Decision Tree Modeling of First Reactions in Heads-Up No Limit Hold'em Poker
Li Yang
Course: EECS 349 - Machine Learning
Term: Fall 2010
Professor: Doug Downey
Background
In Heads-up Texas Hold'em Poker, the tournament is played between two players, Player 1 and Player 2. When a round of play starts,
each player receives $20,000 in chips. The tournament consists of four hands of play. All chips bet by the players during a hand are
put into the pot, to be won by whoever wins the hand. A hand is initiated by each player receiving two cards, hidden from the other player.
A marker, known as the button, shows which of the players is to act first. After each hand, the button moves to the other player.
Each hand starts with the players making two forced bets, known as the small blind and the big blind respectively, with the player with
the button posting the small blind. Posting the blinds initiates the first of four betting rounds in following order:
preflop, flop, turn, river. In the preflop round, no cards are on the board. In the flop round, three cards are placed
on the board before betting starts. One additional card is added in the turn and river rounds before betting begins.
When betting, each player to act has three options:
- Fold and forfeit hand. The other player wins the pot.
- Call and match the number of chips bet so far.
- Raise and bet additional chips beyond what is needed for a call.

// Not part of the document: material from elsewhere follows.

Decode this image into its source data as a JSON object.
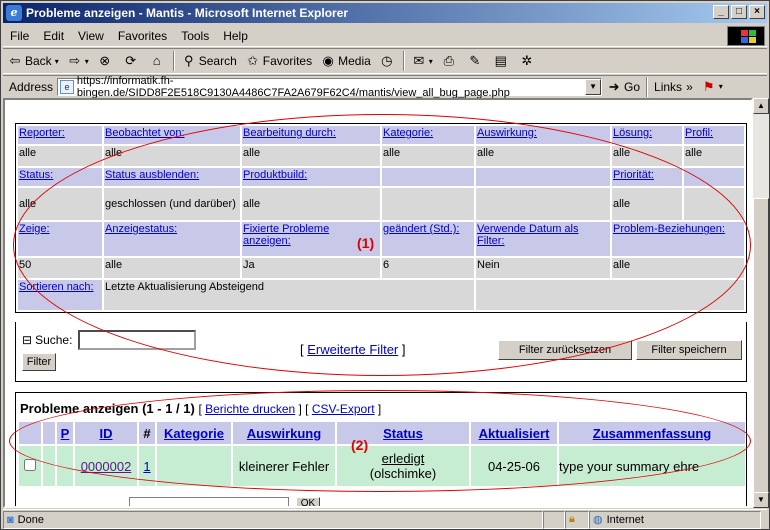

As suggested by the professor, a decision tree is a simple way to classify the response (check/call, raise, or fold) to an opponent's first action (check or bet) with the objective of winning as much money as possible from the current hand. Attributes from the current round of play that are considered include: opponent's first action (check or raise), amount of money opponent bets (for raise only), the probability of winning knowing your own hand and cards on the board (if any), and the probability of winning knowing the opponent's hand. Attributes from the previous round of plays that are considered include: percentage of calls that are raises, probability of winning knowing your own hand, probability of winning knowing the opponent's hand, and final amount of money each player has bet.
The purpose of all this effort is to find interesting patterns in how one player determines the appropriate response to an opponent's action. For instance, we're interested in observing the influence of prior round attributes on current round actions. One example: does the percentage of raises made by an opponent in the preflop round factor in the response of the flop round? To answer these questions, we'll use the data from a website (http://www.computerpokercompetition.org) that hosts annual poker competitions between automated bots. Specifically we'll observe the actions of the 1st place winner, the Hyperborean bot by the University of Alberta, and the 2nd place contestant, the SartreNL bot. If any interesting differences between their play is observed, that will be reported as well.
Implementation
The log data from the computer bot competition contains all information from every round of play including the hand of the opponent. An example is as follows:
- Hyperborean_iro|Tartanian4_tbr:0:b50b100r300c300/c300c300/c300c300/r600c600:4dTd|8cQc/3cAhKh/Th/3d:600|-600
The respective players are Hyperborean (little blind) and Tartanian4 (big blind). Before the flop, Hyperborean raises to
300 and Tartanian4 calls. Following the flop, they both check. Following the turn card, both players check again. Following
the river card, Hyperborean raises to 600 and Tartanian4 calls. We then see that Hyperborean had 4dTd in his hand i.e.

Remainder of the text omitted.